Op 2 augustus 2023 heeft de Rechtbank Zeeland-West-Brabant uitspraak gedaan in een strafzaak tegen een verdachte die beschuldigd werd van zware mishandeling. De zaak vond zijn oorsprong in een incident op 22 mei 2022, waarbij de verdachte met een honkbalknuppel op het hoofd van de aangever zou hebben geslagen. Tijdens de zitting op 19 juli 2023 heeft de officier van justitie, mr. E. van Aalst, geconcludeerd dat de zware mishandeling niet bewezen kon worden, en heeft vrijspraak bepleit voor de verdachte. De verdediging heeft ook vrijspraak bepleit, met het argument dat er geen opzet was op het toebrengen van zwaar lichamelijk letsel en dat de verdachte handelde uit noodweer.

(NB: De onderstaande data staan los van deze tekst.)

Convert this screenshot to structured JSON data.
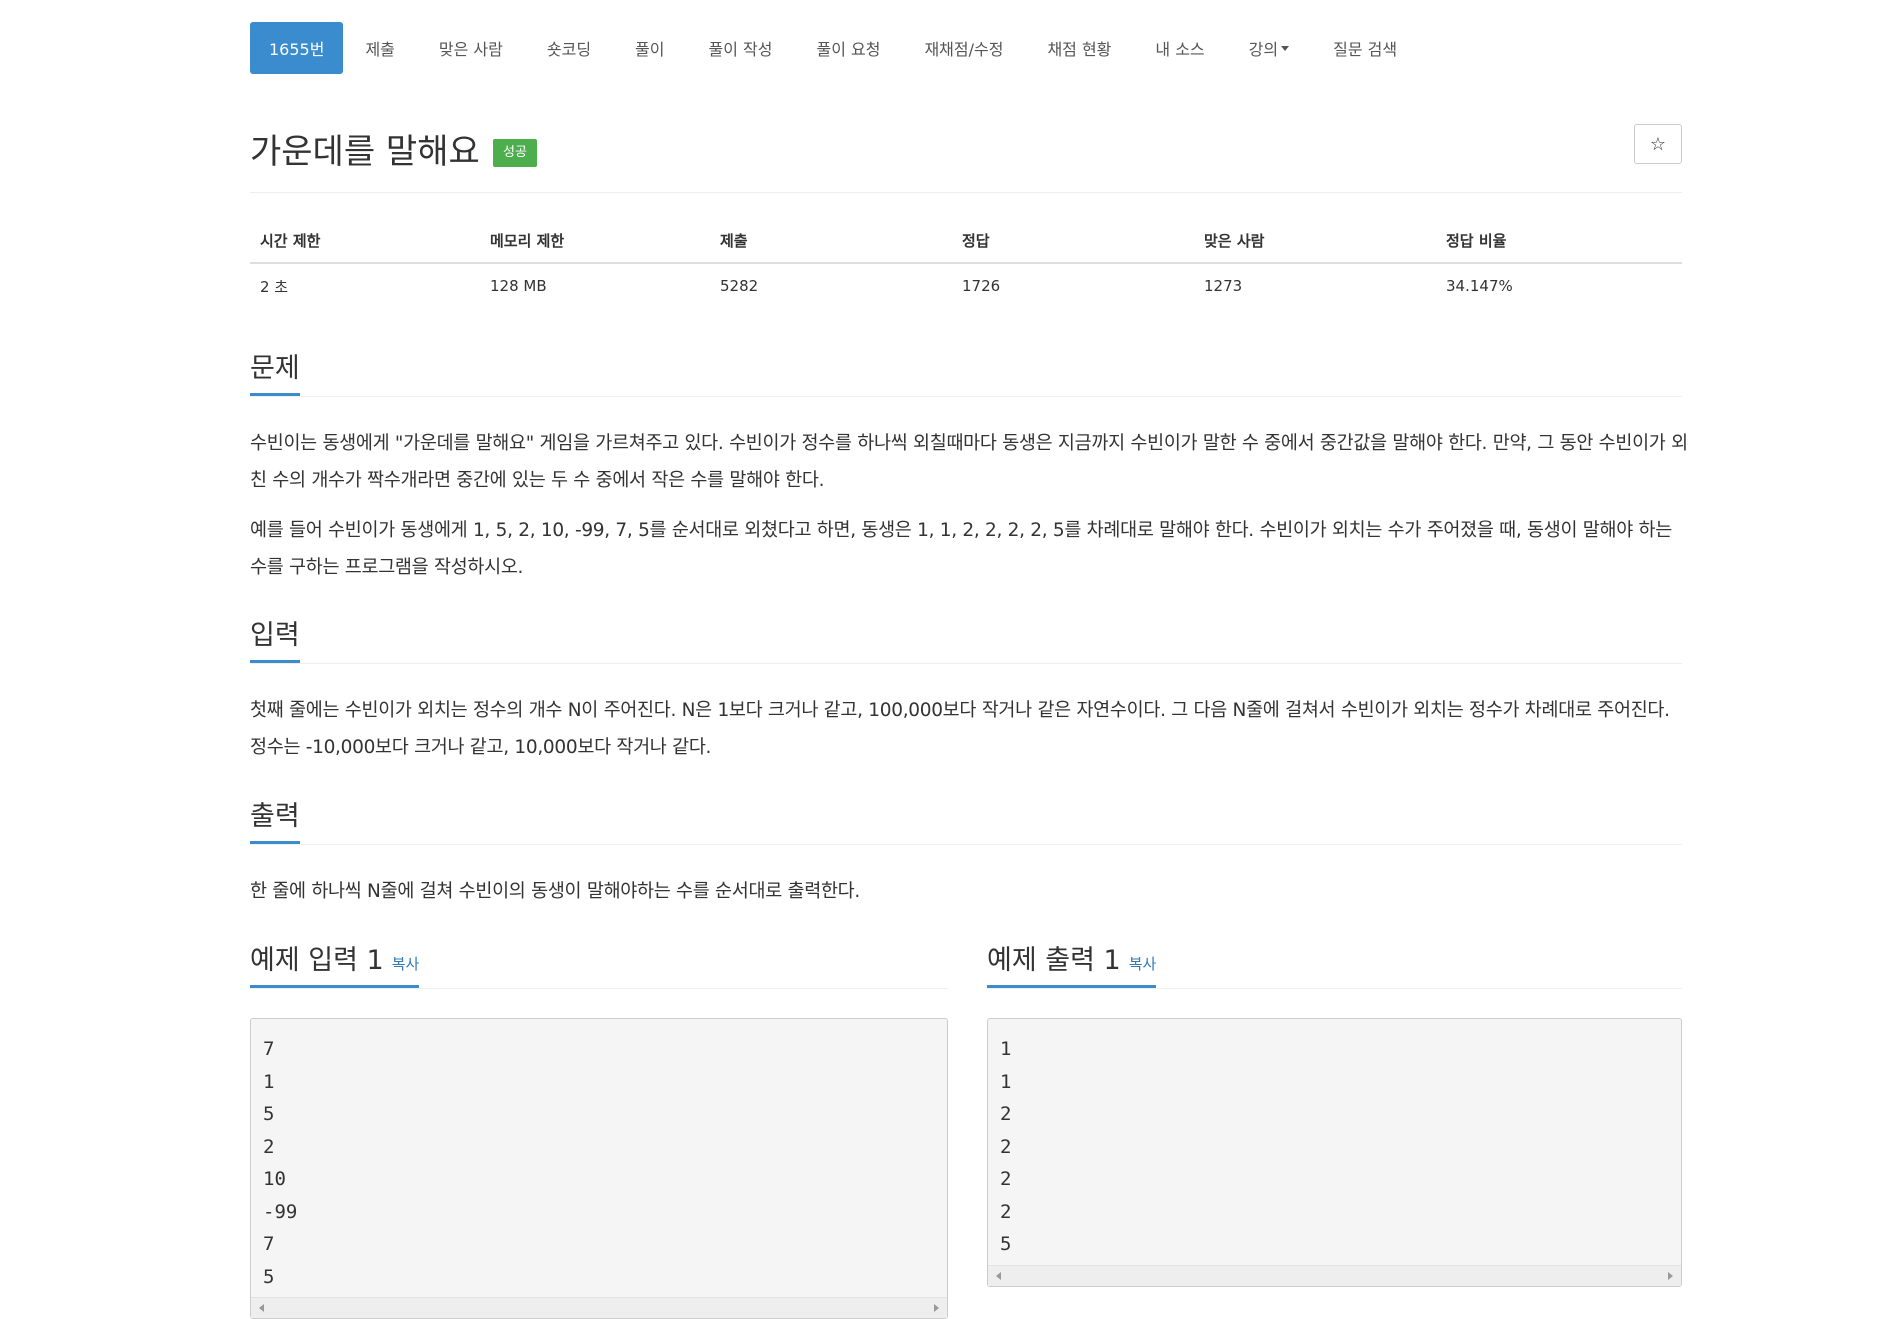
{
  "tabs": [
    {
      "label": "1655번",
      "active": true
    },
    {
      "label": "제출"
    },
    {
      "label": "맞은 사람"
    },
    {
      "label": "숏코딩"
    },
    {
      "label": "풀이"
    },
    {
      "label": "풀이 작성"
    },
    {
      "label": "풀이 요청"
    },
    {
      "label": "재채점/수정"
    },
    {
      "label": "채점 현황"
    },
    {
      "label": "내 소스"
    },
    {
      "label": "강의"
    },
    {
      "label": "질문 검색"
    }
  ],
  "problem": {
    "title": "가운데를 말해요",
    "status_badge": "성공",
    "star_icon": "☆"
  },
  "stats": {
    "headers": [
      "시간 제한",
      "메모리 제한",
      "제출",
      "정답",
      "맞은 사람",
      "정답 비율"
    ],
    "values": [
      "2 초",
      "128 MB",
      "5282",
      "1726",
      "1273",
      "34.147%"
    ]
  },
  "sections": {
    "description": {
      "heading": "문제",
      "paragraphs": [
        "수빈이는 동생에게 \"가운데를 말해요\" 게임을 가르쳐주고 있다. 수빈이가 정수를 하나씩 외칠때마다 동생은 지금까지 수빈이가 말한 수 중에서 중간값을 말해야 한다. 만약, 그 동안 수빈이가 외친 수의 개수가 짝수개라면 중간에 있는 두 수 중에서 작은 수를 말해야 한다.",
        "예를 들어 수빈이가 동생에게 1, 5, 2, 10, -99, 7, 5를 순서대로 외쳤다고 하면, 동생은 1, 1, 2, 2, 2, 2, 5를 차례대로 말해야 한다. 수빈이가 외치는 수가 주어졌을 때, 동생이 말해야 하는 수를 구하는 프로그램을 작성하시오."
      ]
    },
    "input": {
      "heading": "입력",
      "text": "첫째 줄에는 수빈이가 외치는 정수의 개수 N이 주어진다. N은 1보다 크거나 같고, 100,000보다 작거나 같은 자연수이다. 그 다음 N줄에 걸쳐서 수빈이가 외치는 정수가 차례대로 주어진다. 정수는 -10,000보다 크거나 같고, 10,000보다 작거나 같다."
    },
    "output": {
      "heading": "출력",
      "text": "한 줄에 하나씩 N줄에 걸쳐 수빈이의 동생이 말해야하는 수를 순서대로 출력한다."
    },
    "sample_input": {
      "heading": "예제 입력 1",
      "copy_label": "복사",
      "content": "7\n1\n5\n2\n10\n-99\n7\n5"
    },
    "sample_output": {
      "heading": "예제 출력 1",
      "copy_label": "복사",
      "content": "1\n1\n2\n2\n2\n2\n5"
    }
  }
}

De rechtbank heeft vastgesteld dat de verdachte de aangever met de honkbalknuppel heeft geslagen, maar dat er geen bewijs was dat dit met kracht is gebeurd of dat er sprake was van zwaar lichamelijk letsel. Daarom heeft de rechtbank de verdachte vrijgesproken van de poging tot zware mishandeling. Echter, de rechtbank heeft wel geoordeeld dat de verdachte zich schuldig heeft gemaakt aan mishandeling, omdat de gedragingen van de verdachte wel degelijk als zodanig konden worden gekwalificeerd. De rechtbank heeft de verdachte een taakstraf van 90 uren opgelegd.
De benadeelde partij, de aangever, heeft een schadevergoeding van € 2.815,- gevorderd, maar deze vordering is niet onderbouwd en de rechtbank heeft de benadeelde partij niet-ontvankelijk verklaard. De rechtbank heeft ook de in beslag genomen honkbalknuppel verbeurd verklaard. De beslissing is gebaseerd op de artikelen 9, 22c, 22d, 33, 33a en 300 van het Wetboek van Strafrecht.